第4話 -1.5
私の回りは静かな宇宙そら、私の気持ちと正反対な静けさ。ただ、この狭いコックピットの中で、空気調整機の空気を循環させる低い音が絶え間なく流れていることを除いては。
音もなく、目の前のモニターが 敵機と、敵重巡洋艦と、同じく直掩機が数機あることを知らせてくれた。父の愛機であったこの雷撃機は私と父の絆でもある。兄、弟と先の侵略戦争で宇宙そらから還らぬ人となった、だから父は残った娘の私を徹底的に鍛えあげた、母星の再興をかけて。この今握っている操縦桿が折れ、ペダルが磨り減るほど、気の遠くなるほどのドッグファイトと、タッチアンドゴーを繰返し甲板が割れるかと思うくらい。それほど鍛え上げられた、女を忘れるぐらい。
何時だったろうか、そんな最中、どういういきさつかは詳しくは分からないが、ある勢力が、再興の手助けを申し出て来たと言う。重臣たちは、其の申し出に賛成、反対真っ二つに割れたという、当然だ、見返りとして、今回の合戦に唯一の王族の生き残りの姫様をのせて弩級戦艦をある区域まで運ぶことが条件だからだ。姫様を人質として乗せれば、大事な姫様が乗っている軍艦を死にものぐるいで守ろうとするだろうから。

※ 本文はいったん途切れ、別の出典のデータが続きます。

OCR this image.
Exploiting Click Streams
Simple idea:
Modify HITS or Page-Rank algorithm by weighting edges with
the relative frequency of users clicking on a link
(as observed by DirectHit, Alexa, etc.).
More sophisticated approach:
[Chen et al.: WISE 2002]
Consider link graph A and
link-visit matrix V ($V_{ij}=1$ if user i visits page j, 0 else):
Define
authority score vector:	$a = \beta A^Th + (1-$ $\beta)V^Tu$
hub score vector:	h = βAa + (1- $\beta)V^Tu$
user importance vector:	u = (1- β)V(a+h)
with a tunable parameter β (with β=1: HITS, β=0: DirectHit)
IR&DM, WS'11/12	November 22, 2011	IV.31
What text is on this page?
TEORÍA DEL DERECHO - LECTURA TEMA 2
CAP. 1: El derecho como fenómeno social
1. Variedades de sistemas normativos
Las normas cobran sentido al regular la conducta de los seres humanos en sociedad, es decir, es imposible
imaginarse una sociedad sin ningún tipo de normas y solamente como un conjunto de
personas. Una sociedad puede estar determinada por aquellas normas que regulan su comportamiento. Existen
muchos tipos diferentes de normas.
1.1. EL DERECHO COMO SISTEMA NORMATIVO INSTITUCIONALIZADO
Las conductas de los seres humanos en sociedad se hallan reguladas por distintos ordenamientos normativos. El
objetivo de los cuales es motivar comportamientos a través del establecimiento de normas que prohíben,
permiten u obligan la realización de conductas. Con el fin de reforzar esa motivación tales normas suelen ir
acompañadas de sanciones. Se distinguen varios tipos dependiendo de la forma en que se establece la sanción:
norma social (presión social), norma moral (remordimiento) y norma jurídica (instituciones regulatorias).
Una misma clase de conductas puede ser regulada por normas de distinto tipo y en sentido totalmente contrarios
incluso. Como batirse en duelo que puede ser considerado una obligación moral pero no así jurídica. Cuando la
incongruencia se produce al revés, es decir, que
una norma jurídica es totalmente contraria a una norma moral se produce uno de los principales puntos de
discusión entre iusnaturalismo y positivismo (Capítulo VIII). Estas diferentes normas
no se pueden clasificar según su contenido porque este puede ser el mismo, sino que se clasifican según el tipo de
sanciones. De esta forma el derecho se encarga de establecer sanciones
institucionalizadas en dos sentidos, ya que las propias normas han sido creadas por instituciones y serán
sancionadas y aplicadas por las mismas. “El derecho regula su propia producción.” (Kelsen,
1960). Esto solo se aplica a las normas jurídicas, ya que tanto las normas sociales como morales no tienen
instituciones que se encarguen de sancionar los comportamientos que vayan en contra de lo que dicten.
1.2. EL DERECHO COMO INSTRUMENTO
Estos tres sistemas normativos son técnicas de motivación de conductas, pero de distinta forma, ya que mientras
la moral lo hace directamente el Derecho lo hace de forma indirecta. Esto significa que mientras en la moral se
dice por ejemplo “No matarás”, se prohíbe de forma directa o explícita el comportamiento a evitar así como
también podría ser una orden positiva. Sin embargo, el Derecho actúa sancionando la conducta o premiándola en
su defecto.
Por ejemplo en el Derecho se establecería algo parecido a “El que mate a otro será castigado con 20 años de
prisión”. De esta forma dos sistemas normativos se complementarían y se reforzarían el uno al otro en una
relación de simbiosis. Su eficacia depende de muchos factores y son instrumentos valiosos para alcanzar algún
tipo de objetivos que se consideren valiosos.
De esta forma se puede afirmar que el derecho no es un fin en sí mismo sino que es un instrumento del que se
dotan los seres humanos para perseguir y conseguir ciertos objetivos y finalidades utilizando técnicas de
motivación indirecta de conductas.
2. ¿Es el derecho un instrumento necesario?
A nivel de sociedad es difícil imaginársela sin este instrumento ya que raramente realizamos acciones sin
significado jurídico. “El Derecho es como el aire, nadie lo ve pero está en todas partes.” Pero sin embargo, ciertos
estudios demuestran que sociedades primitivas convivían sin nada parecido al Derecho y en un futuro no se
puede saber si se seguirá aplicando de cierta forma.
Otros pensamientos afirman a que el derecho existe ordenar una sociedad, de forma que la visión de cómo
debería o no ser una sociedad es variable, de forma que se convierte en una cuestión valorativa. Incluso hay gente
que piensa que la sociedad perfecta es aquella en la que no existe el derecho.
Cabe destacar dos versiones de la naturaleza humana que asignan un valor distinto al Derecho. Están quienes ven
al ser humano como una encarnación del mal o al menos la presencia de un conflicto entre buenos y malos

と、忠臣である父は、当然猛反発したが、佞臣に言い包められたのか、姫様は最後の決断を下した、その条件で委ねると。そして、今、彼方で父は、姫様が乗っておられる弩級戦艦を守りながら、名乗りをあげた傭兵と一騎討ちを繰り広げている。口惜しくも、わが父は、落ちぶれても、その名も、轟く由緒正しい、名の有る将軍だ、名家である、それが賤しい傭兵と一騎打ちとは!操縦桿を握っていた手にギリッと一層力が入った。と、いつの間にか、重巡洋艦が射程内に入った、直掩機が四方から襲ってきたが、父との稽古のほうが楽と思うほど、全機瞬殺撃墜し、その返す刀で巡洋艦を3発の爆雷で沈めた。機首を姫様の弩級戦艦に向け全速で護衛に回った、その間も父と、名も知れぬ傭兵との一騎打ちは続いていた。そこへ、父から暗号通信が入ってきた、この勝負は私の負けで終わるだろう。それと同時に、姫様はこの傭兵の元に下るだろう、お前はこの傭兵と共に姫様を守れ、我々は、再興を申し出た連中に騙された、しかも身内からも、保身のために佞臣たちは姫様を売ったのだ。そしてその名を何人か上げた。さらに続けてこう言った、弩級戦艦は新型の次空振動弾だ。そうとばれないよう、偽装する必要があったのだ。最後に、娘として、扱ってやれなくて申し訳ない。と謝罪の言葉を言った。今まで、そんな言葉など聞いたことのない私は、初めて泣いた。弩級戦艦がすぐそこまでだが、滲んで見えなかった。お前は不服だろうが、この傭兵は武士らしい武士である、そこを見込んで姫様を託したのだと。後を頼んだぞと、通信が切れた刹那、父の艦は沈んだ。喉が枯れるくらい父の名を何回叫んで泣いただろう。
ほどなくして、弩級戦艦からポッドが射出されたようだ、その軌跡が、弩級戦艦に近づいているラチス構造の古い型の艦に吸い込まれるのを確認すると、私はその傭兵の艦に方向に機首を変え、追尾を開始した。